Sometime in the last few days, my hit counter surpassed 100,000 visit to this blog. Like your dad in the family station wagon counting the odometer, I'm very excited to be at this historic number. I created the blog in April 2006 but I only added a counter in September of last year, days before I came home from Iraq. Blue Man was the first person to link to me before my quote and URL appeared in the LA Times and Associated Press stories, making him fan #1. My parents have always been the most supportive readers from the start, along with my wonderful girlfriend Lauren.
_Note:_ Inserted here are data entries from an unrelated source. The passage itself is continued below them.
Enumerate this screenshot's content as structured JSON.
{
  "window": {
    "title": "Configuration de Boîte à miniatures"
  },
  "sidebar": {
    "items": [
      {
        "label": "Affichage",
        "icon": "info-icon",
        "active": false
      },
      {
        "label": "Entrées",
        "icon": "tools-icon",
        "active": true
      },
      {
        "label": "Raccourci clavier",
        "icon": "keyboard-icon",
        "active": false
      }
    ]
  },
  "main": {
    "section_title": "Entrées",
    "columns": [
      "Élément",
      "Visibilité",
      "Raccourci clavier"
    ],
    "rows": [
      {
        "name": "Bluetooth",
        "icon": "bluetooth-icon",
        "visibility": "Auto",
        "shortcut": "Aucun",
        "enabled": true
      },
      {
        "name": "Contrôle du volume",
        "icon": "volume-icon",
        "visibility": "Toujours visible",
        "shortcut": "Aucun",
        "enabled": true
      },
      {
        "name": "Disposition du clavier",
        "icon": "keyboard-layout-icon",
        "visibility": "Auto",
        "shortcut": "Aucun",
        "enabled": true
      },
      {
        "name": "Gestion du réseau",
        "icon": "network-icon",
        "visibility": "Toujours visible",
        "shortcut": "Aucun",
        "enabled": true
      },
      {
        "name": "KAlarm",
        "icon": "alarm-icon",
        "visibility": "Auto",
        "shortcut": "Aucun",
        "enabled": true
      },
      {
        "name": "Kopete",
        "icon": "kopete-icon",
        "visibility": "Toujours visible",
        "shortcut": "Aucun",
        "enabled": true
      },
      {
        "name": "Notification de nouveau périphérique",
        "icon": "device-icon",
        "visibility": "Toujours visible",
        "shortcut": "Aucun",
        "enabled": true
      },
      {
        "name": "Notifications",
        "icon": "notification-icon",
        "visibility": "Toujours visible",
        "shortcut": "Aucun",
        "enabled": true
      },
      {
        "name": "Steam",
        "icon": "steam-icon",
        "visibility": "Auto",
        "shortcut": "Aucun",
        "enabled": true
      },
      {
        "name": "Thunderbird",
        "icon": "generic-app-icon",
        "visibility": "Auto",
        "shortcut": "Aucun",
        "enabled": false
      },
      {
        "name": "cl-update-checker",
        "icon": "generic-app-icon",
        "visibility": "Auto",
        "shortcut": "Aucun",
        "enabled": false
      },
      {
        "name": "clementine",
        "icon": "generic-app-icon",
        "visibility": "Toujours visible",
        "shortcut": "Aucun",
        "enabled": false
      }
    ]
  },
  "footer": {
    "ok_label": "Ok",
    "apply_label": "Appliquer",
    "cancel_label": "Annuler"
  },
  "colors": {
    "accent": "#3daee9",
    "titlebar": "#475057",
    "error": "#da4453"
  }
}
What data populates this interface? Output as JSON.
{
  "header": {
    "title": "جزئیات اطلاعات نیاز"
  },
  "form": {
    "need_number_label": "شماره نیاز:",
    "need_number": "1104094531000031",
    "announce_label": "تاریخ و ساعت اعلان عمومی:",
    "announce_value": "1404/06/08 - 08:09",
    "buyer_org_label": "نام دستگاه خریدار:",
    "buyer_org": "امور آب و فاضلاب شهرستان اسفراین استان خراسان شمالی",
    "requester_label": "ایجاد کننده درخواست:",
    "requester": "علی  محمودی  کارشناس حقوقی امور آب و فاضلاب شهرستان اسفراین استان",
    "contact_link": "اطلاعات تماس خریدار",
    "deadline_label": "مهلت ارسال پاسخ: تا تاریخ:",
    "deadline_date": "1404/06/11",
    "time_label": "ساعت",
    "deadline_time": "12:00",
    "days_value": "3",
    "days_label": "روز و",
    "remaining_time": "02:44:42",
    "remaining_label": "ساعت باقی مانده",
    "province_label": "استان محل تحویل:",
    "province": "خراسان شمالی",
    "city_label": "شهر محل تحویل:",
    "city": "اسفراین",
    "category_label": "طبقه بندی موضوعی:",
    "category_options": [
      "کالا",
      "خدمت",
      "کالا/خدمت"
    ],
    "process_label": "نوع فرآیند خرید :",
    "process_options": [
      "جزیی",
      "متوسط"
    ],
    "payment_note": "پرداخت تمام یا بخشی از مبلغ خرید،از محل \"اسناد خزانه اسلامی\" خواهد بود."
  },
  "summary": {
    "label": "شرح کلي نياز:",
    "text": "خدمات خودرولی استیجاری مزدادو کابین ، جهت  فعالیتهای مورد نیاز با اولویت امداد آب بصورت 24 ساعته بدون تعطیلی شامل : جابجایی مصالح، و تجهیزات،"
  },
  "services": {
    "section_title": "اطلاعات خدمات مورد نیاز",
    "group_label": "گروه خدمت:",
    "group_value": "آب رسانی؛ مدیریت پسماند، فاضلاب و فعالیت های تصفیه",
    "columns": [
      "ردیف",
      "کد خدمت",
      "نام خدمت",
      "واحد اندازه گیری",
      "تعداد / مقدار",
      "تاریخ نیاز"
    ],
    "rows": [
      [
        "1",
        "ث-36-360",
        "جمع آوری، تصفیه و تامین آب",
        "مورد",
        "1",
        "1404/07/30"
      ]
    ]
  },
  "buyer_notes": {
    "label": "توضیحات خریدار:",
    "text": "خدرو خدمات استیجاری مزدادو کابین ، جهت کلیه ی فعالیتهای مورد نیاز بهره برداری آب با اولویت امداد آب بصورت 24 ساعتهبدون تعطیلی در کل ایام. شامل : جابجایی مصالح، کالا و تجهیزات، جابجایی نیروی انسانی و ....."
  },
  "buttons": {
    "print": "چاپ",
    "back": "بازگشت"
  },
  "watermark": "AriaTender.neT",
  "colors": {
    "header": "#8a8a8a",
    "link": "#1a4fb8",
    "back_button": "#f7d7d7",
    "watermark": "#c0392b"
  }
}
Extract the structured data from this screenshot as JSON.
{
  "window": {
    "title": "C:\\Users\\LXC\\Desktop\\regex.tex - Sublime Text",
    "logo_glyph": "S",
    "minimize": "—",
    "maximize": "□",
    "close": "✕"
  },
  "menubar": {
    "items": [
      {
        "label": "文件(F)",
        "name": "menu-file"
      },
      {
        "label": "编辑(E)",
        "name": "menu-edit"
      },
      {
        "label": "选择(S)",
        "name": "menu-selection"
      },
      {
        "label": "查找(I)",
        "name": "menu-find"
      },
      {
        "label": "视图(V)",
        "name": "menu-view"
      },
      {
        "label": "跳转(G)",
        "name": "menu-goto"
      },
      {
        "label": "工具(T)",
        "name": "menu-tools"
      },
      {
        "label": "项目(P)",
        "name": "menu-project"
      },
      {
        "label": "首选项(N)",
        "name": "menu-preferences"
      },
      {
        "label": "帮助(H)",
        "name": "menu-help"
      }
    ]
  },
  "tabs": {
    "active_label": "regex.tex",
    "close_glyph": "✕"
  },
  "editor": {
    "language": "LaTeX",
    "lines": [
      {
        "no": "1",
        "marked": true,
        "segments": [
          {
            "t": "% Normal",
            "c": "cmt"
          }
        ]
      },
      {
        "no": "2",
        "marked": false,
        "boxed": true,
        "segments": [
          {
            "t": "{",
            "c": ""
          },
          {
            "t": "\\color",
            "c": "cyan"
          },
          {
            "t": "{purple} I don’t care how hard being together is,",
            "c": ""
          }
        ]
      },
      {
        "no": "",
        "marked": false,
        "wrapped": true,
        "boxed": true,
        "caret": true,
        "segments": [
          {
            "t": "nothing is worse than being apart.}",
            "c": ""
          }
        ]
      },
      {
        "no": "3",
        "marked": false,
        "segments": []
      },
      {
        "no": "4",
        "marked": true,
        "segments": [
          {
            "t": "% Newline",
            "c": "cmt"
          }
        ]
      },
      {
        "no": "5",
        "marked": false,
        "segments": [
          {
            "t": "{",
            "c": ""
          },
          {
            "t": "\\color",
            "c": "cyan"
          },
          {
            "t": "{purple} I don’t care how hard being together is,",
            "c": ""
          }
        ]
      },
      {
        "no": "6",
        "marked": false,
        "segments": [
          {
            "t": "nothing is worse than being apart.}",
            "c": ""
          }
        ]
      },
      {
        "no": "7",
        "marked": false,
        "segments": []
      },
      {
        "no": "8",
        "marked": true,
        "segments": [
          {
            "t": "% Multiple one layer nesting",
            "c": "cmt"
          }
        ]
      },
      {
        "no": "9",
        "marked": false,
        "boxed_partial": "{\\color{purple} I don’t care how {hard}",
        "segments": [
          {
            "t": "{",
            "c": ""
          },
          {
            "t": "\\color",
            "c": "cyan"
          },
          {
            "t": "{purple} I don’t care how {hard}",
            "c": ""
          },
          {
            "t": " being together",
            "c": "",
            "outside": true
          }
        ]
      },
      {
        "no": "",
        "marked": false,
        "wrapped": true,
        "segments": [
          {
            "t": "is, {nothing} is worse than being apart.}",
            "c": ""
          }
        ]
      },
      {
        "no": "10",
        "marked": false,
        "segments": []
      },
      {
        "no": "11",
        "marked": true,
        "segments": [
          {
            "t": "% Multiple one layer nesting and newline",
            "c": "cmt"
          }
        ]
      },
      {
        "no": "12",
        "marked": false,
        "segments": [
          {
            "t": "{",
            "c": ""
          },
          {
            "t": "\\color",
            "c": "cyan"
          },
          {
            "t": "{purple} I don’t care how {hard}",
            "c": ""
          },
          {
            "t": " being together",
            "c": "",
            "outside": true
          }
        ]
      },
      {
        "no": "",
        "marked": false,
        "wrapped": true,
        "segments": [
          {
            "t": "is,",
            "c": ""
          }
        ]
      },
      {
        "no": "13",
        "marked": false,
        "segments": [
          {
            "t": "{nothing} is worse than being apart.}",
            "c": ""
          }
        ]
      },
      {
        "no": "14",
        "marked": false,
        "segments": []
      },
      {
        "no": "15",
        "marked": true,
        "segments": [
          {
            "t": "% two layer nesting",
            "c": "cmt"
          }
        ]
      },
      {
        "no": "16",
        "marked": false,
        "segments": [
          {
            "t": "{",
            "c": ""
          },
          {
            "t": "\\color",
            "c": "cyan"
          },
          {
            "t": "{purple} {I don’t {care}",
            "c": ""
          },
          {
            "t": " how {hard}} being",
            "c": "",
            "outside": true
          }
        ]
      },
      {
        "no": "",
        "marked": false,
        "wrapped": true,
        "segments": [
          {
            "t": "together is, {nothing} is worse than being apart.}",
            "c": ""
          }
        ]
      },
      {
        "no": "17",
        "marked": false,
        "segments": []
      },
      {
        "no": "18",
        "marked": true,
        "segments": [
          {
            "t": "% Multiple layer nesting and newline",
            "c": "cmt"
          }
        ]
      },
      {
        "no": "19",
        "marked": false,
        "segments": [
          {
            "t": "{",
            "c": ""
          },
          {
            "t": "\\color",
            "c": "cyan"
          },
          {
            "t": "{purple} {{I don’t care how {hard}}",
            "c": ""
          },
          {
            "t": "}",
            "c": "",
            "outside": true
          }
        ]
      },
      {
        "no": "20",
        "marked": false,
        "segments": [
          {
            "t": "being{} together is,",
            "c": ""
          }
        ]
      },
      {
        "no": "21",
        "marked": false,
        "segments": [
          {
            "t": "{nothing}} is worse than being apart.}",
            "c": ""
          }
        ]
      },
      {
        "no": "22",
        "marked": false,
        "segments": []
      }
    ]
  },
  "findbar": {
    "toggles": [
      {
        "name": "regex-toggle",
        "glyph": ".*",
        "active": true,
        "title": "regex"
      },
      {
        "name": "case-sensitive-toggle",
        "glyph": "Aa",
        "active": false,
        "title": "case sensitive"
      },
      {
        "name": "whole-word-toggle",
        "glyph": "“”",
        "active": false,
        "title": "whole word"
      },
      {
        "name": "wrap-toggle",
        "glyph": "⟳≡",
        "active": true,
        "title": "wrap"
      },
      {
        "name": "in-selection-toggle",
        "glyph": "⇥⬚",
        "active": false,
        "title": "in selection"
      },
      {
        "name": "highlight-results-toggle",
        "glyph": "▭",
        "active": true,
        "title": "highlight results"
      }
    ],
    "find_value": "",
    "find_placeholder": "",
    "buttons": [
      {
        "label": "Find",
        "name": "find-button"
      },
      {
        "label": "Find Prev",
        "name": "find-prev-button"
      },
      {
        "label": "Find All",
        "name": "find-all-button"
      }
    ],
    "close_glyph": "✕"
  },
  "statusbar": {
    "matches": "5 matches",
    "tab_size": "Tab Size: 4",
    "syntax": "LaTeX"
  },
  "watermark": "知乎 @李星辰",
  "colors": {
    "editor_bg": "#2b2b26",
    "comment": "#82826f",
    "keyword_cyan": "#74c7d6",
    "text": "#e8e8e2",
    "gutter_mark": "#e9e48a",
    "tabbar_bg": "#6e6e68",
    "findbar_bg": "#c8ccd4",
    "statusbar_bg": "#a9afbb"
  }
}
I'm often asked why I started the blog in the first place. If you go back to the very beginning, you'll see writing that's rough around the edges with heavy doses of sarcasm. I had neither point nor purpose back then, only hoping to showcase the maddening Army lifestyle and the mundane day to day tasks that we were handed. It was frank as it was anonymous, and only my roommate knew of its existence. We had used the term 'Army of Dude' to describe a new military: free of the cover your ass ideals that our superiors used. We didn't want to screw each other for the next promotion and we didn't want to play politics. We wanted to do our time together. We didn't want to stay in for thirty years and continue the vicious cycle in place where seniority meant more than reason and teamwork. We wore our hair long and our sideburns flared. We called each other dude, and we used that word as a reaction to happiness, sadness, surprise and apprehension.
The purpose of my blog quickly changed once I got to Iraq and realized what could be done with it. In one of my first combat stories written, I described an attack that left a couple of houses destroyed. I couldn't believe my eyes, but I'd quickly see more of the same in the following months in Baghdad, and later in Baqubah. Writing became a way for me to describe what we were seeing and doing to not only my family and friends, but those following the lives of everyone I was in Iraq with. Not everyone wanted to write about what was going on and instead passed my blog on to spare themselves from doing it. Through writing, pictures and video, I connected people to our shared experiences and inner reflections not seen on CNN or in the halls of the Senate. The internet, it seemed, was the only way for it to get out.
I hadn't signed my name on here until after our combat operations ceased and the cat was out of the proverbial bag. My blog had gotten around the family group back home and soon everyone was either reading it or knew about it. I was stupid and didn't tread any more carefully after that, and I continued to write like I had never been found out.
Discipline never came. I continued my stories and my thoughts about the war and how it was being handled. When my blog was quoted in a story that appeared in the Sept. 11 edition of the Stars and Stripes, my first sergeant called me over while we were refueling in Ireland, hours from being home. With a red face he said, "I heard your fricken web site was quoted in page two of the paper. I replied, "No, first sergeant. It was page six."
Here are some choice entries from my nearly two years of writing:
Stupid Shit of The Deployment Awards - This helped put me on the map. The nominees were written out beforehand and voted on by my platoon by which event was the stupidest moment of the whole deployment.
Congress - My reaction to going back to Iraq after R&R and realizing, hey, we have five months left instead of two.
A Very Special Edition of AoD - A photo story spanning three years.
Somnium - A story written in an alternate reality where we came home on time and I met my current girlfriend, Lauren. She's a self described daydreamer and lover of poetry. "A dream within a dream," a line from an Edgar Allen Poe poem, spirals around her arm in a jet black tattoo. The word Somnium is etched onto her ankle, sprouting wings in flight, carrying the Latin phrase meaning 'to daydream' high and away.
I've met incredible people (and drawn considerable criticism) because of my blog, and I'm more than satisfied at the results. It has helped me craft and hone my writing, and I hope to turn that into a career in the future. I've started to write a book, making it the 10,000th war memoir to be written within the last few years.
Thanks for keeping up with me, dear readers. It's been a blast. I hope you'll be with me at the 200,000 mark.